Sebuah paradoks kedua adalah bahwa sementara ruang publik dipantau di Bogota dan orang yang
dikecualikan, ruang publik dipahami sebagai fundamental punto de encuentro (titik pertemuan)
yang diperlukan untuk demokrasi (Borja dan Muxí, 2003: 25; Carrión, 2004: 60 -61; Velasquez,
2004: 1). Di kota-kota Amerika Latin ruang publik merupakan elemen normatif bentuk kota dan
peran ruang publik Amerika Latin sebagai tempat ideal pertemuan dari 'lainnya' didasarkan pada
gagasan ruang publik sebagai 'geografi fisik atau wilayah public sphere '(Low dan Smith, 2006:
3). Selain itu, di Bogota ruang publik dipahami sebagai ruang tanpa kelas. Castro (2003: 86)
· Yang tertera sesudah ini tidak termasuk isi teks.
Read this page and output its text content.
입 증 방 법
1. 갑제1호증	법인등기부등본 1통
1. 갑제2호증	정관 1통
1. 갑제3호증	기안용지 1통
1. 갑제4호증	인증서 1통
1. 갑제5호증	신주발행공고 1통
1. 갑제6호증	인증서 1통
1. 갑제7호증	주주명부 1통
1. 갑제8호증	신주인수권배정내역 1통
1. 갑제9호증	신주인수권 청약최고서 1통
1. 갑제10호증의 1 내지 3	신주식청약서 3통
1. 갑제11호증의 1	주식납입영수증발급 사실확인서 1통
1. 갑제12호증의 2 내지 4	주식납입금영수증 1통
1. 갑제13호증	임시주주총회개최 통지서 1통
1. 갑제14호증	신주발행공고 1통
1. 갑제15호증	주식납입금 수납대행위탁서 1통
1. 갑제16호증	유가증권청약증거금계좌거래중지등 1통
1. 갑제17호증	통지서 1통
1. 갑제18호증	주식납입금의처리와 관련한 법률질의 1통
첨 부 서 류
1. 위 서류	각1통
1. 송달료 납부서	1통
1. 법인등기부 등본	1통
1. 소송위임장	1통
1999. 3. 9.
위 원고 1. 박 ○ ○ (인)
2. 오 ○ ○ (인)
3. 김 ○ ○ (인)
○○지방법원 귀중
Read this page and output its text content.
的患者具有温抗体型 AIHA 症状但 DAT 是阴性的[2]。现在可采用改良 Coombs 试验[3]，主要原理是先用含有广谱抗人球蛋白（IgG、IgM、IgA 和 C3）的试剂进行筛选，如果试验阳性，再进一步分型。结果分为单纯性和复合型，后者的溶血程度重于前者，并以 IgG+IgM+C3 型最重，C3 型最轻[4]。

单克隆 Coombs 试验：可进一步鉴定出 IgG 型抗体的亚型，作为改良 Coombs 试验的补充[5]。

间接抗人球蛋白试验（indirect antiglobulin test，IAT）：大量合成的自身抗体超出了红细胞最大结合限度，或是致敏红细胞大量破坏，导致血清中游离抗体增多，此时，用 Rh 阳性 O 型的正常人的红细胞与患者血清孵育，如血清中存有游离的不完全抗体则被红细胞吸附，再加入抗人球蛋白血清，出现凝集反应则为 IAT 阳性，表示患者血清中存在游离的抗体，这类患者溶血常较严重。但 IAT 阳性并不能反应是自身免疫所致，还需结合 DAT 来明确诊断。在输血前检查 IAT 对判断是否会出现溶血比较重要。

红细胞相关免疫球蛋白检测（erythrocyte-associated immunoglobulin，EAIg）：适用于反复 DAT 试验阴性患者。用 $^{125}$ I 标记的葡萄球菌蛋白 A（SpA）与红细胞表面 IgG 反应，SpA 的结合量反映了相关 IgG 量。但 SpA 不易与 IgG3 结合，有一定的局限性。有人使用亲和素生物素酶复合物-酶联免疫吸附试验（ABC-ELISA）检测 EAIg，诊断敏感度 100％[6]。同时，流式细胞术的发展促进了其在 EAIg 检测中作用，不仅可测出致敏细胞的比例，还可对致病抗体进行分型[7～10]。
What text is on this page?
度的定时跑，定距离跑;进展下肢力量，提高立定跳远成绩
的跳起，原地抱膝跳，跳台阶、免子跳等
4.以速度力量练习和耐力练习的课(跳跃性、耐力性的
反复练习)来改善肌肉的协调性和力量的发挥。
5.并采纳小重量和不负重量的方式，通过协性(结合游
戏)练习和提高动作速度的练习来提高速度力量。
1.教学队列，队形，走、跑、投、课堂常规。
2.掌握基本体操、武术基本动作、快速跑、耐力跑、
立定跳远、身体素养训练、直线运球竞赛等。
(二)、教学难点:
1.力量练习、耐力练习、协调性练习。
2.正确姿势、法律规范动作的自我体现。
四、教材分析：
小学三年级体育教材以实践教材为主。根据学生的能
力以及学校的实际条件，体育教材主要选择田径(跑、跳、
menulis, 'ruang publik tidak memiliki estratos (divisi sosio-ekonomi) dan setiap investasi yang
dibuat di dalamnya adalah untuk kepentingan seluruh kota'.
Kota ini berjuang dengan isu-isu bagaimana untuk memperluas dan memelihara infrastruktur
ruang publik. Akibatnya, berbagi dengan kota-kota lain sebuah peningkatan yang berfokus pada
kemitraan publik-swasta sebagai strategi untuk mengembangkan, merenovasi, dan menjaga ruang
publik. Bogota juga berbagi kecenderungan berkembang untuk membimbing dan mengatur
perilaku. Kota ini semakin membatasi penggunaan dan bentuk perilaku di ruang publik yang
dilihat sebagai antisosial tertentu atau tidak menarik, terutama apapun yang berhubungan dengan
penjual atau tunawisma.
Bogota, bagaimanapun, juga menyajikan pengecualian penting untuk tren ruang publik umum.
Berbeda dengan pengalaman Amerika Utara dan Eropa didokumentasikan dalam literatur yang
(Low dan Smith 2006; Berrizbeita 1999), ruang publik di Bogota meningkat dalam pentingnya
sebagai elemen normatif kota dan dalam kehidupan sehari-hari warganya. Hal ini penting karena
Bogota menyediakan model cara untuk mendorong munculnya kembali kehidupan sipil di kota-
kota, untuk (kembali) menggabungkan kelas menengah ke ruang publik, untuk meningkatkan
semangat komunal dan identitas masyarakat, dan meningkatkan keadilan, atau Kesempatan untuk
berkeadilan, antara daerah yang berbeda dari kota melalui proyek ruang publik.